A PBP training protocol coupled with the use of a dry shoulder model simulator and previously validated Bankart procedure metrics produce a superior skill set when compared to both traditional resident training as well as an identical curriculum without the requirement to demonstrate proficiency to progress. This is the largest prospective, randomized and blinded evaluation of PBP simulation training for a complete surgical procedure and was led by a professional surgical organization (AANA).
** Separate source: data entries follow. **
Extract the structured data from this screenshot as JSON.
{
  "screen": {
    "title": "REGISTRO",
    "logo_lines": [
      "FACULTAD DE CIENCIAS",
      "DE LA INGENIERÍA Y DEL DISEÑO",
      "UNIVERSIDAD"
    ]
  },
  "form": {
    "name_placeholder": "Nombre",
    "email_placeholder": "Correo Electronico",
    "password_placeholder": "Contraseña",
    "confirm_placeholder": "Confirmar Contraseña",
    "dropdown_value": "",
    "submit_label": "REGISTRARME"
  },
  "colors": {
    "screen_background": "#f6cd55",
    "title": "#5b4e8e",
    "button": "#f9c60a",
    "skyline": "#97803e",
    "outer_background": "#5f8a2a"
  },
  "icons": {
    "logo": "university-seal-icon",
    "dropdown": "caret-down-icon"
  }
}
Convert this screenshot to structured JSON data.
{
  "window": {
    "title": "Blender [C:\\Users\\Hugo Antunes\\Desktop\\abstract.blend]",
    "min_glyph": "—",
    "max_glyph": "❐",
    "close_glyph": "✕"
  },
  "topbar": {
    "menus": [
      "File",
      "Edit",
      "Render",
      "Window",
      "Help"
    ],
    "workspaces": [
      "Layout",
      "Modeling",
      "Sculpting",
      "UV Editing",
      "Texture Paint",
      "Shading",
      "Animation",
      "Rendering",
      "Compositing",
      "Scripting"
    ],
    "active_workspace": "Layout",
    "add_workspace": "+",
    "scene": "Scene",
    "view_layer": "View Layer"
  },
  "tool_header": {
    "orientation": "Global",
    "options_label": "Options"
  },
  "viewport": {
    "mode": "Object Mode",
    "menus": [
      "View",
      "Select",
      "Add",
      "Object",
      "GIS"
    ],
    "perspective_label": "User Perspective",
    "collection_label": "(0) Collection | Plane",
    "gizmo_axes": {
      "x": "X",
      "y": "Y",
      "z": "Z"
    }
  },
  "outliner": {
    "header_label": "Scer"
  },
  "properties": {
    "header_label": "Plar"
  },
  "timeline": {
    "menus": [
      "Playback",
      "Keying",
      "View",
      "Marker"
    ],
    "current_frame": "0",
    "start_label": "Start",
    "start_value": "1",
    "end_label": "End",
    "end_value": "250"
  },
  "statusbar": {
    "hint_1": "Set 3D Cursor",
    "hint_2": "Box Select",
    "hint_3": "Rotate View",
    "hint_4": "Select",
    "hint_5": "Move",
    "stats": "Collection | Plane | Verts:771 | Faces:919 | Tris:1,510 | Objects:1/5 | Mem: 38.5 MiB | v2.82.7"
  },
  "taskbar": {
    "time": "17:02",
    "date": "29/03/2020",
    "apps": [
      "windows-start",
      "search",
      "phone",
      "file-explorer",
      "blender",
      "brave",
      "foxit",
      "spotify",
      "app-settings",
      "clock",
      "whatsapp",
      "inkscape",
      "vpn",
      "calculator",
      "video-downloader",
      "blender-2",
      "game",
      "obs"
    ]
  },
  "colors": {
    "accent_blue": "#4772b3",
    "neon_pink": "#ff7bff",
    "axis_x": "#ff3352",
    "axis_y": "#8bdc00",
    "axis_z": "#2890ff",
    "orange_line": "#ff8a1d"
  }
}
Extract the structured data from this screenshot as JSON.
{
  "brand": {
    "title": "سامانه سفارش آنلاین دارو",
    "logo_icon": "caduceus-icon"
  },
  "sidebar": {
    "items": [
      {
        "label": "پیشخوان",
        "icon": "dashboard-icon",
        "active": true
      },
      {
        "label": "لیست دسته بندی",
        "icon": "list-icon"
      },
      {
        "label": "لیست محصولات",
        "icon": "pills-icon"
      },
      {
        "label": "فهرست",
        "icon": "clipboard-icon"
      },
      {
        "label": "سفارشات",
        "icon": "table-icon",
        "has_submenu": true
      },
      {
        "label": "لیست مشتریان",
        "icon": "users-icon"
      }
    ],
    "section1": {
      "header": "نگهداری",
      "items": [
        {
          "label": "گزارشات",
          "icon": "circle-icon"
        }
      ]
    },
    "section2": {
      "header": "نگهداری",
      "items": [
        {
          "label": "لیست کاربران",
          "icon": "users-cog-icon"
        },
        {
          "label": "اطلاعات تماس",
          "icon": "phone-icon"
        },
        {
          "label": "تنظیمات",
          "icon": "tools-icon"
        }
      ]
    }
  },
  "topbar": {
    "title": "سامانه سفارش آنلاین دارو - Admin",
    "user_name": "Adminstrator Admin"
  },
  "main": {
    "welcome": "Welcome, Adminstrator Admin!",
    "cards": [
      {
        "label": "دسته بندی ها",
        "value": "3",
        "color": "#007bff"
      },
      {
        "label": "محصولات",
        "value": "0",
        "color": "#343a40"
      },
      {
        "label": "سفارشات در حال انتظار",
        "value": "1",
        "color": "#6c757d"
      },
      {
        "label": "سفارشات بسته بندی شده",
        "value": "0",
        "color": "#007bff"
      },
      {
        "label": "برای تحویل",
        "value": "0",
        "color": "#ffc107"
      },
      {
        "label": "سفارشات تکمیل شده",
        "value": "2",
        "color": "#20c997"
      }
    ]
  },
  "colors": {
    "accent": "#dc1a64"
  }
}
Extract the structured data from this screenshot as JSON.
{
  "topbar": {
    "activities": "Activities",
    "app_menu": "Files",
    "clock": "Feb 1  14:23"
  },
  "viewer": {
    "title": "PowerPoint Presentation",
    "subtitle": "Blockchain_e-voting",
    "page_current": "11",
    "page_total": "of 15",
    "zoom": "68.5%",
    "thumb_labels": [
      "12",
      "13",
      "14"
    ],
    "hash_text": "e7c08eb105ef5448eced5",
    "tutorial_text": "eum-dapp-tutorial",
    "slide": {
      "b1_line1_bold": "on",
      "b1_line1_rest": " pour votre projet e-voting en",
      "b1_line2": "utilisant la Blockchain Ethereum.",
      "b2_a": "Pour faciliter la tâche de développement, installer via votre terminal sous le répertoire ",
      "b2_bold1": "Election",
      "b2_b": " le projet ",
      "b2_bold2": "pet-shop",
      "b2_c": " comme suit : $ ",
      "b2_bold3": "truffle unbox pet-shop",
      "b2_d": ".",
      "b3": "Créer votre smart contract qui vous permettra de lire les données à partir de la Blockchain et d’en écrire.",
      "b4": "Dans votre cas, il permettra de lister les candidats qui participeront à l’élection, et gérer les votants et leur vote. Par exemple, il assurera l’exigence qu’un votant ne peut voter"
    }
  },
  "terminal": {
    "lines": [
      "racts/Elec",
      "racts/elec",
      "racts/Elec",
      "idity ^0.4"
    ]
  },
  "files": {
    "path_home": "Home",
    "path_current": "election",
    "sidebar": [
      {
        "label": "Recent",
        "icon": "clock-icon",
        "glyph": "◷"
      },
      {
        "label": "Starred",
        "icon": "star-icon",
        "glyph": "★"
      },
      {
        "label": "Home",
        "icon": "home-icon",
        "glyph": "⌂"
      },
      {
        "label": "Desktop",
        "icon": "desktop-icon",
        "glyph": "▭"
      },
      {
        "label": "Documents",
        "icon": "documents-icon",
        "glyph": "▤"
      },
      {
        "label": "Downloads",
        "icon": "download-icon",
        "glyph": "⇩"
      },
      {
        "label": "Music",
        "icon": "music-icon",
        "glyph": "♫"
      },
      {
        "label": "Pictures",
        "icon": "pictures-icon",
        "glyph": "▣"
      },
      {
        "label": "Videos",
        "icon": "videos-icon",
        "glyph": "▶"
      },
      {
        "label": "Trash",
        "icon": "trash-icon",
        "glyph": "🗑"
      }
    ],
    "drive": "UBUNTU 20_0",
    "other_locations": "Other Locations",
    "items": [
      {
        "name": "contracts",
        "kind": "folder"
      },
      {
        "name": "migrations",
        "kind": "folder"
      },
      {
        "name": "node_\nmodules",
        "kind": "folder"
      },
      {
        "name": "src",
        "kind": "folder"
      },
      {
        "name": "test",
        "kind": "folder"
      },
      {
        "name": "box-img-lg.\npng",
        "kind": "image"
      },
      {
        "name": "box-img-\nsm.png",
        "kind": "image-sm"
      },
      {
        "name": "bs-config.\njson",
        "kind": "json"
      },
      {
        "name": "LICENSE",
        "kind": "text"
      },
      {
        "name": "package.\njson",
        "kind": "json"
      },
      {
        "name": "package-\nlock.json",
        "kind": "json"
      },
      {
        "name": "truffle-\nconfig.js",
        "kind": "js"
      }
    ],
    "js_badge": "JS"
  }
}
This study outlines the methodology derived from first principles of performance metrics by which other surgical training organizations might develop and validate performance metrics and use them for effective training on existing simulation platforms.
Metric-based PBP simulation training produces a superior skill set when compared to traditional training methods and will play an essential role in delivering efficient, safe, and effective surgical skill training curriculums.